Labour raised concerns about Covid in care homes but were ‘given the brush off’

LABOUR raised concerns about deaths in care homes during the Covid pandemic but got “the brush off”, according to the party’s Shadow Treasury Chief Secretary.

Pat McFadden was commenting on reports in The Daily Telegraph which claim that former Health Secretary Matt Hancock ignored expert advice about testing in care homes.

He told GB News: “Well, it’s important to remember that even in the early days of the pandemic, people knew that care homes were very vulnerable as there were a lot of frail and elderly people in there.

“My Labour colleague Peter Kyle, for example, raised as early as March 2020 protection for care homes and he was given the brush off at the time.
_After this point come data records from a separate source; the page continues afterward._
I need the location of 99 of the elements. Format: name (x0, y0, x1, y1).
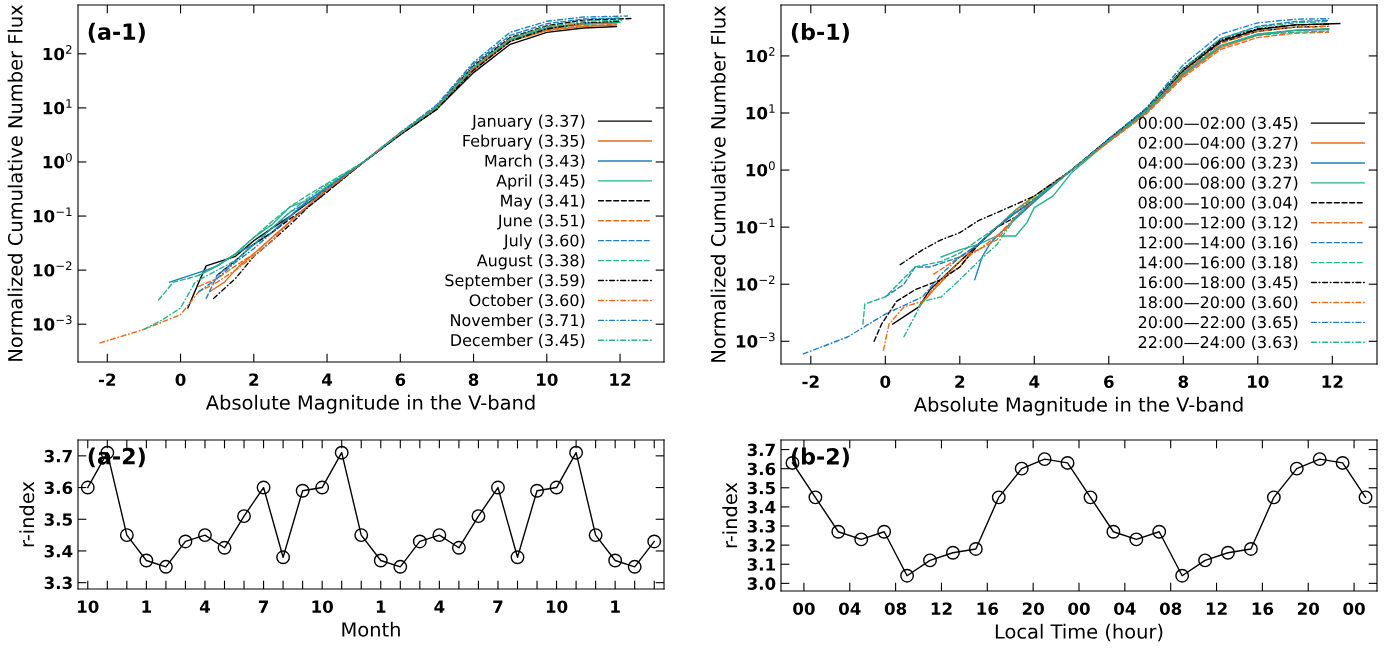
x-tick-label: 4 (199, 600, 210, 613)
legend-label: 08:00—10:00 (3.04) (1138, 196, 1298, 211)
x-tick-label: -2 (98, 373, 116, 386)
y-axis-title: r-index (19, 481, 35, 547)
y-axis-title: r-index (722, 482, 738, 548)
x-tick-label: 4 (1029, 375, 1040, 388)
x-tick-label: 08 (1159, 602, 1182, 616)
x-tick-label: 4 (434, 600, 445, 613)
x-tick-label: 00 (793, 602, 815, 616)
y-tick-label: 10$^{−1}$ (736, 218, 775, 234)
y-tick-label: 10$^{−1}$ (33, 207, 72, 223)
x-tick-label: 1 (142, 600, 152, 613)
legend-label: 20:00—22:00 (3.65) (1138, 315, 1298, 331)
y-tick-label: 3.6 (747, 462, 776, 476)
y-tick-label: 10$^{−2}$ (33, 261, 72, 277)
y-tick-label: 10$^{2}$ (43, 45, 72, 61)
y-tick-label: 3.4 (44, 544, 73, 558)
y-axis-title: Normalized Cumulative Number Flux (7, 4, 23, 361)
y-tick-label: 3.7 (44, 449, 72, 463)
x-tick-label: 4 (322, 373, 333, 386)
x-tick-label: 6 (1104, 375, 1114, 389)
y-tick-label: 10$^{1}$ (43, 99, 72, 115)
y-tick-label: 10$^{1}$ (746, 104, 775, 120)
x-tick-label: 8 (468, 373, 479, 387)
legend-label: February (3.35) (463, 134, 585, 150)
x-tick-label: 10 (537, 373, 558, 387)
y-axis-title: Normalized Cumulative Number Flux (710, 5, 726, 362)
legend-label: 22:00—24:00 (3.63) (1138, 335, 1298, 351)
x-axis-title: Absolute Magnitude in the V-band (205, 394, 535, 414)
y-tick-label: 3.3 (747, 519, 775, 533)
x-tick-label: 04 (1114, 602, 1136, 616)
y-tick-label: 10$^{2}$ (746, 47, 775, 63)
x-tick-label: 1 (376, 600, 386, 613)
y-tick-label: 3.1 (747, 558, 775, 571)
y-tick-label: 3.7 (747, 443, 775, 457)
annotation: (b-1) (791, 22, 849, 43)
legend-label: January (3.37) (471, 114, 585, 130)
y-tick-label: 3.0 (747, 577, 776, 590)
x-axis-title: Local Time (hour) (995, 623, 1163, 642)
legend-label: August (3.38) (476, 254, 585, 270)
x-tick-label: 12 (1206, 602, 1227, 615)
x-tick-label: 10 (312, 600, 333, 614)
y-tick-label: 3.2 (747, 539, 775, 552)
x-tick-label: -2 (802, 375, 819, 388)
y-tick-label: 10$^{0}$ (43, 153, 72, 169)
y-tick-label: 10$^{0}$ (746, 161, 775, 177)
legend-label: June (3.51) (497, 214, 585, 230)
x-axis-title: Absolute Magnitude in the V-band (913, 396, 1243, 416)
y-tick-label: 3.5 (44, 513, 72, 526)
x-tick-label: 10 (546, 600, 568, 614)
x-tick-label: 04 (838, 602, 861, 616)
legend-label: 14:00—16:00 (3.18) (1139, 256, 1298, 271)
legend-label: 02:00—04:00 (3.27) (1138, 136, 1298, 151)
x-tick-label: 8 (1178, 375, 1189, 389)
y-tick-label: 10$^{−3}$ (736, 332, 775, 348)
x-tick-label: 7 (258, 600, 269, 613)
x-tick-label: 12 (610, 373, 631, 386)
legend-label: March (3.43) (485, 154, 585, 169)
x-tick-label: 00 (1343, 602, 1365, 616)
annotation: (a-1) (88, 22, 145, 43)
annotation: (b-2) (791, 447, 849, 468)
x-tick-label: 16 (1252, 602, 1274, 616)
x-tick-label: 12 (931, 602, 952, 615)
legend-label: 10:00—12:00 (3.12) (1139, 216, 1298, 231)
legend-label: April (3.45) (496, 174, 585, 190)
x-tick-label: 08 (884, 602, 907, 616)
legend-label: July (3.60) (503, 234, 585, 250)
y-tick-label: 10$^{−2}$ (736, 275, 775, 291)
y-tick-label: 3.5 (747, 481, 775, 495)
x-tick-label: 6 (395, 373, 406, 387)
x-tick-label: 2 (955, 375, 965, 388)
x-axis-title: Month (342, 621, 400, 637)
x-tick-label: 2 (249, 373, 259, 386)
x-tick-label: 10 (1248, 375, 1269, 389)
y-tick-label: 10$^{−3}$ (33, 315, 72, 331)
x-tick-label: 7 (493, 600, 503, 613)
x-tick-label: 00 (1068, 602, 1090, 616)
y-tick-label: 3.3 (44, 576, 72, 590)
x-tick-label: 0 (175, 373, 186, 387)
legend-label: December (3.45) (451, 333, 585, 349)
x-tick-label: 20 (1297, 602, 1320, 616)
x-tick-label: 12 (1322, 375, 1343, 388)
x-tick-label: 20 (1022, 602, 1044, 616)
legend-label: 12:00—14:00 (3.16) (1139, 236, 1298, 251)
legend-label: 18:00—20:00 (3.60) (1139, 295, 1298, 311)
legend-label: 00:00—02:00 (3.45) (1138, 116, 1298, 131)
y-tick-label: 3.4 (747, 500, 776, 514)
x-tick-label: 0 (880, 375, 891, 389)
x-tick-label: 16 (977, 602, 999, 616)
y-tick-label: 3.6 (44, 481, 73, 495)
x-tick-label: 10 (78, 600, 99, 614)
legend-label: 06:00—08:00 (3.27) (1138, 176, 1298, 191)
legend-label: September (3.59) (445, 273, 585, 290)
legend-label: 16:00—18:00 (3.45) (1139, 275, 1298, 291)
legend-label: October (3.60) (469, 293, 585, 309)
legend-label: May (3.41) (501, 194, 585, 210)
x-tick-label: 1 (611, 600, 620, 613)
legend-label: November (3.71) (451, 313, 585, 329)
legend-label: 04:00—06:00 (3.23) (1138, 156, 1298, 171)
“We were told that there was a protective ring around care homes but if this morning’s story in The Daily Telegraph is true, it would suggest there was a very big hole in that protective ring.
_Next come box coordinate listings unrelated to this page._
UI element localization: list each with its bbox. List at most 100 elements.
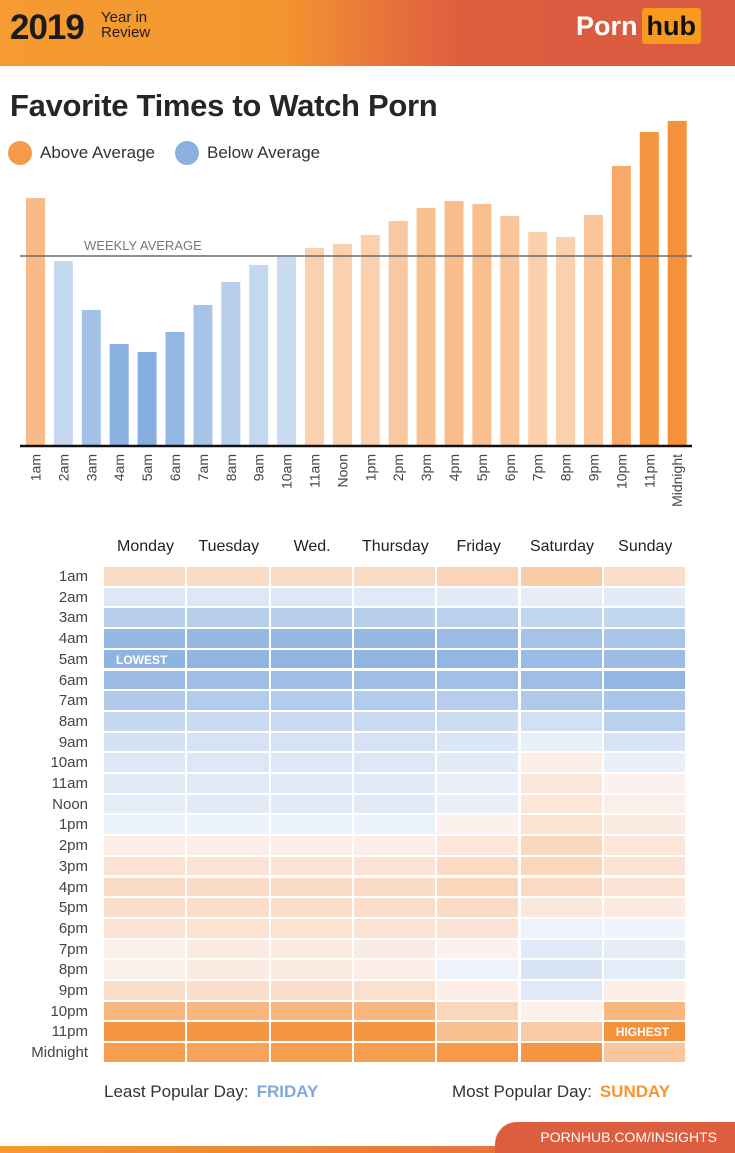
heatmap-row-label: 7am [58, 692, 88, 710]
heatmap-row-label: 8am [58, 712, 88, 730]
heatmap-cell [520, 960, 604, 981]
heatmap-cell [187, 918, 271, 940]
heatmap-cell [270, 587, 354, 609]
heatmap-cell [437, 649, 521, 671]
heatmap-column-header: Tuesday [198, 538, 260, 555]
heatmap-row-label: 1am [58, 568, 88, 585]
heatmap-cell [104, 939, 188, 961]
heatmap-cell [353, 877, 438, 899]
heatmap-cell [353, 629, 438, 650]
heatmap-cell [437, 753, 521, 774]
heatmap-cell [353, 608, 438, 630]
header-banner: 2019 Year in Review Porn hub [0, 0, 735, 66]
x-tick-label: 7pm [530, 454, 546, 481]
x-tick-label: 8am [223, 454, 239, 481]
heatmap-cell [270, 898, 354, 919]
heatmap-cell [437, 856, 521, 878]
heatmap-cell [520, 939, 604, 961]
logo-text-part2: hub [641, 8, 701, 44]
heatmap-cell [353, 691, 438, 712]
bar-1am [26, 198, 45, 446]
heatmap-cell [437, 981, 521, 1002]
heatmap-cell [104, 670, 188, 692]
heatmap-cell [270, 608, 354, 630]
heatmap-cell [353, 732, 438, 754]
bar-chart: 1am 2am 3am 4am 5am 6am 7am 8am 9am 10am 11am Noon 1… [20, 120, 692, 507]
heatmap-column-header: Thursday [362, 538, 429, 555]
x-tick-label: 9pm [586, 454, 602, 481]
heatmap-row-label: 3am [58, 609, 88, 627]
heatmap-cell [603, 670, 688, 692]
bar-5pm [472, 203, 492, 446]
heatmap-cell [353, 898, 438, 919]
heatmap-row-label: 2am [58, 588, 88, 606]
heatmap-cell [270, 732, 354, 754]
heatmap-cell [520, 1043, 604, 1064]
bar-1pm [360, 234, 380, 446]
heatmap-cell [603, 918, 688, 940]
insights-link[interactable]: PORNHUB.COM/INSIGHTS [540, 1129, 717, 1145]
weekly-average-label: WEEKLY AVERAGE [84, 238, 202, 253]
heatmap-cell [603, 567, 688, 588]
bar-4am [109, 343, 129, 446]
heatmap-cell [187, 587, 271, 609]
heatmap-cell [437, 629, 521, 650]
heatmap-cell [104, 836, 188, 857]
heatmap-cell [437, 732, 521, 754]
heatmap-cell [187, 567, 271, 588]
heatmap-cell [270, 567, 354, 588]
heatmap-cell [187, 960, 271, 981]
heatmap-cell [104, 691, 188, 712]
heatmap-cell [187, 836, 271, 857]
x-tick-label: Midnight [669, 454, 685, 507]
heatmap-cell [270, 877, 354, 899]
heatmap-cell [187, 774, 271, 795]
heatmap-column-header: Saturday [529, 538, 595, 555]
heatmap-cell [104, 794, 188, 816]
bar-2pm [388, 221, 408, 446]
legend-label-above: Above Average [40, 143, 155, 162]
heatmap-cell [353, 670, 438, 692]
x-tick-label: 6pm [502, 454, 518, 481]
heatmap-cell [437, 711, 521, 733]
heatmap-cell [353, 567, 438, 588]
heatmap-row-label: 2pm [58, 837, 88, 855]
heatmap-cell [187, 1001, 271, 1023]
heatmap-cell [104, 608, 188, 630]
heatmap-column-header: Friday [456, 538, 501, 555]
least-popular-value: FRIDAY [256, 1082, 319, 1101]
heatmap-cell [270, 836, 354, 857]
x-tick-label: 1am [28, 454, 44, 481]
heatmap-cell [603, 877, 688, 899]
bar-7pm [528, 232, 548, 446]
bar-3pm [416, 207, 436, 446]
heatmap-cell [104, 774, 188, 795]
heatmap-row-label: Noon [52, 795, 88, 813]
heatmap-cell [603, 939, 688, 961]
heatmap-cell [603, 1043, 688, 1064]
heatmap-cell [437, 774, 521, 795]
heatmap-cell [270, 939, 354, 961]
heatmap-cell [603, 691, 688, 712]
heatmap-cell [104, 898, 188, 919]
heatmap-row-label: 7pm [58, 940, 88, 958]
bar-9pm [584, 214, 603, 446]
heatmap-cell [520, 836, 604, 857]
least-popular-label: Least Popular Day: [104, 1082, 249, 1101]
heatmap-cell [270, 856, 354, 878]
heatmap-cell [437, 960, 521, 981]
most-popular-day: Most Popular Day: SUNDAY [452, 1082, 670, 1102]
heatmap-row-label: 3pm [58, 857, 88, 875]
x-tick-label: 11pm [641, 454, 657, 488]
heatmap-cell [603, 774, 688, 795]
heatmap-cell [104, 587, 188, 609]
bar-6pm [500, 215, 520, 446]
bar-noon [332, 244, 352, 446]
heatmap-cell [104, 960, 188, 981]
heatmap-cell [270, 629, 354, 650]
insights-tab[interactable]: PORNHUB.COM/INSIGHTS [495, 1122, 735, 1153]
x-tick-label: 2am [55, 454, 71, 481]
heatmap-cell [187, 691, 271, 712]
heatmap-cell [603, 608, 688, 630]
heatmap-cell [187, 753, 271, 774]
“That story suggests that even though the Chief Medical Officer said everyone going into care homes should be tested, we were told that the government was following the science

“That didn’t happen, which led to a pretty big gap in the defences, and that is particularly serious, given what we knew, even in the very early days of the pandemic, about the vulnerability of elderly people and residents of care homes.”
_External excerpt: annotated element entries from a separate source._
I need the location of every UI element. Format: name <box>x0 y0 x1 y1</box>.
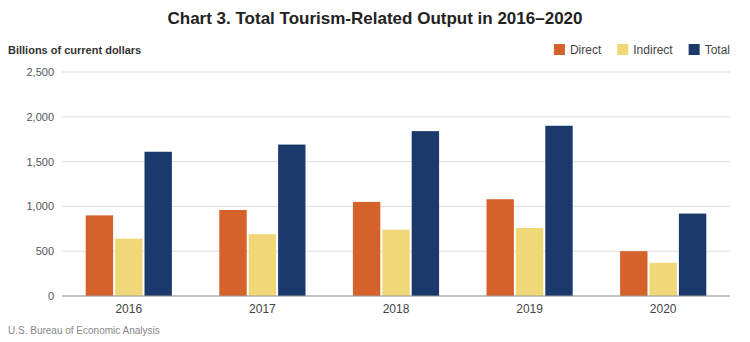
x-axis-line <box>62 296 730 297</box>
bar <box>353 202 380 296</box>
x-ticks: 2016 2017 2018 2019 2020 <box>115 302 676 316</box>
y-tick-label: 2,500 <box>26 66 54 78</box>
bar <box>144 152 171 296</box>
bar <box>620 251 647 296</box>
legend-label: Indirect <box>633 43 673 57</box>
legend-swatch <box>689 44 700 55</box>
bar <box>679 214 706 296</box>
x-tick-label: 2019 <box>516 302 543 316</box>
bar <box>412 131 439 296</box>
legend: Direct Indirect Total <box>554 43 730 57</box>
bar <box>86 215 113 296</box>
legend-item: Total <box>689 43 730 57</box>
chart: Chart 3. Total Tourism-Related Output in… <box>0 0 750 342</box>
bar <box>219 210 246 296</box>
bar <box>516 228 543 296</box>
legend-swatch <box>554 44 565 55</box>
x-tick-label: 2020 <box>650 302 677 316</box>
grid-line <box>62 296 730 297</box>
x-tick-label: 2017 <box>249 302 276 316</box>
bar <box>650 263 677 296</box>
grid <box>62 72 730 296</box>
x-tick-label: 2016 <box>115 302 142 316</box>
bars <box>86 126 707 296</box>
title: Chart 3. Total Tourism-Related Output in… <box>167 9 582 28</box>
legend-item: Direct <box>554 43 602 57</box>
y-tick-label: 0 <box>48 290 54 302</box>
y-tick-label: 1,500 <box>26 156 54 168</box>
x-tick-label: 2018 <box>383 302 410 316</box>
y-axis-label: Billions of current dollars <box>8 44 141 56</box>
bar <box>249 234 276 296</box>
bar <box>382 230 409 296</box>
grid-line <box>62 72 730 73</box>
y-ticks: 0 500 1,000 1,500 2,000 2,500 <box>26 66 54 302</box>
bar <box>115 239 142 296</box>
legend-label: Total <box>705 43 730 57</box>
source-note: U.S. Bureau of Economic Analysis <box>8 325 160 336</box>
legend-item: Indirect <box>617 43 673 57</box>
bar <box>545 126 572 296</box>
y-tick-label: 500 <box>36 245 54 257</box>
grid-line <box>62 116 730 117</box>
legend-swatch <box>617 44 628 55</box>
bar <box>487 199 514 296</box>
y-tick-label: 2,000 <box>26 111 54 123</box>
legend-label: Direct <box>570 43 602 57</box>
y-tick-label: 1,000 <box>26 200 54 212</box>
bar <box>278 145 305 296</box>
Asked about Labour’s publication today of 100 examples of wasteful government spending, he said: “I’ve been in politics a long time and throughout that time, the Conservative Party has cloaked itself in the rhetoric of sound management of money, careful stewardship of the public finances and so on.

“And what we’ve published today is quite a cautious list. Actually, we haven’t included things like benefit fraud, or tax fraud and things like that.

“We’ve just talked about specific government spending and then we found 100 examples ranging from dodgy PPE deals to bad Ministry of Defence procurement to preparations over and over again for a no deal Brexit that never happened, to the ludicrous example of Rishi Sunak spending a million pounds on focus groups about himself.

“And it all adds up to a substantial amount of money. And it matters because we’re publishing this just before taxes go up for people and energy bills go up.”